1. Introduction#
Before actually addressing the problem of resetting, it is useful to recall a few elements on the identification of parameters. Suppose we want to identify \(n\) parameters from a given mechanical test. In the context of this identification, the quantities are defined:
\(\mathrm{c}\), the vector of the \(n\) parameters to be identified, belonging to \(O\), closed convex of \({ℝ}^{n}\).
\(\mathrm{d}\), the vector of the quantities calculated during a simulation of the test using the parameters \(c\), as opposed to \({d}^{\text{exp}}\), the vector of the quantities measured during an experimental test. Both belong to space \(L\) of observable quantities. The simulation of the experimental test, parameterized by the vector \(c\), can be carried out by various methods: finite differences, finite elements, border elements,… This is what we will call the direct problem.
The aim of the identification is to determine the set of parameters \(c\) reducing the difference between measured and experimental quantities (strongly hoping that the reduction of this difference is sufficient to obtain the desired set of parameters…). We therefore introduce a functional cost noted \(J\) depending on \(c\) and measuring the distance between \(d\) and \({d}^{\text{exp}}\).
\(J(c)=\parallel d-{d}^{\text{exp}}\parallel\) eq 1-1
where \(\parallel \mathrm{.}\parallel\) refers to a standard over \(L\).

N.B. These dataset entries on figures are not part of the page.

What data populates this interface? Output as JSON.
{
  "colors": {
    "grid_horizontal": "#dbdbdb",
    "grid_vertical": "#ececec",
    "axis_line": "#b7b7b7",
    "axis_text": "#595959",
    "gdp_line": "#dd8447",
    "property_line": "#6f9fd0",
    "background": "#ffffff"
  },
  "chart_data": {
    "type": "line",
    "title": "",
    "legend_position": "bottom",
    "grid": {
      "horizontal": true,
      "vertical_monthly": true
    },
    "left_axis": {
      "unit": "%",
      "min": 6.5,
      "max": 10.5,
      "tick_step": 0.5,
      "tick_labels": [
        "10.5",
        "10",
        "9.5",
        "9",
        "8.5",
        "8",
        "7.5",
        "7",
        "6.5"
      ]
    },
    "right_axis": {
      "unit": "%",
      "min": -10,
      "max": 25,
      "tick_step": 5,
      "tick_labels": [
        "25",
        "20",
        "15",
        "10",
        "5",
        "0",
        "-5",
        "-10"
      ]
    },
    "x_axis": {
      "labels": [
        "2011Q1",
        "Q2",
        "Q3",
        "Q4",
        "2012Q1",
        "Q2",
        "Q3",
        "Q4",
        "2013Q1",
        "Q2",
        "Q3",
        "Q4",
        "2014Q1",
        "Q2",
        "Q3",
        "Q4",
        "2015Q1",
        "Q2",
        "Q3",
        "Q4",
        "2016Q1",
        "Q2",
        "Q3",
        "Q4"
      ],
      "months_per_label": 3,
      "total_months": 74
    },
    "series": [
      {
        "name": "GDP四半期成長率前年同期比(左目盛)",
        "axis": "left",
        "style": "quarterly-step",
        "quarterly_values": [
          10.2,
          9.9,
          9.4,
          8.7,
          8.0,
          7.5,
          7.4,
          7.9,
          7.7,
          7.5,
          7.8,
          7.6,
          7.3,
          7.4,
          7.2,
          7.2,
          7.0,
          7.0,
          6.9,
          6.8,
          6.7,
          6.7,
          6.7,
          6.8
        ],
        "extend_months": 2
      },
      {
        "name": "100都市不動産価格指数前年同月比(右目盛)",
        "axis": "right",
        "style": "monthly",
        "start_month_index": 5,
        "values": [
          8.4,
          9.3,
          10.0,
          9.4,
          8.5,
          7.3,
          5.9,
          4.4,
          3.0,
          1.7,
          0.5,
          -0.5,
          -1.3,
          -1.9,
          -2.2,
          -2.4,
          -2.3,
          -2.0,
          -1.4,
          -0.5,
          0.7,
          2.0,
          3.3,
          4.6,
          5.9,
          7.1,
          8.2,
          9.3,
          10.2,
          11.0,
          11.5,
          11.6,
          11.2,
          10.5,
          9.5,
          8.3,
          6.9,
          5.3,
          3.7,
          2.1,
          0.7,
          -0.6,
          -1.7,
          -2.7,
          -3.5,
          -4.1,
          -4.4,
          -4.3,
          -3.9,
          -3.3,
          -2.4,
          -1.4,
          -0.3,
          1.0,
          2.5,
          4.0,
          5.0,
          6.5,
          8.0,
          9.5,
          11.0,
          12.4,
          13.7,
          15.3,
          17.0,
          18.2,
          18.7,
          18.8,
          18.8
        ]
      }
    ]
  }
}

Identification is therefore expressed in the form of the following minimization problem:
Determine \({c}^{\text{*}}\in O\) such as \(J({c}^{\text{*}})=\underset{c\in O}{\text{Min}}J(c)\)
Finally, realignment is defined as the minimization of a particular type of functional function called « least squares » which are expressed in the form:
\(J(c)=\sum _{n=1}^{N}{j}_{n}^{2}(c)\) eq 1-2
where \({j}_{n}(c)\) represents the \(n\) component of the difference between the vector of calculated and experimental quantities.
It is commonly accepted that among deterministic minimization algorithms, the most effective for this type of functional is the Levenberg-Marquardt algorithm. It is the latter that was historically the first to be implemented in the command MACR_RECAL of Code_Aster and that we present below.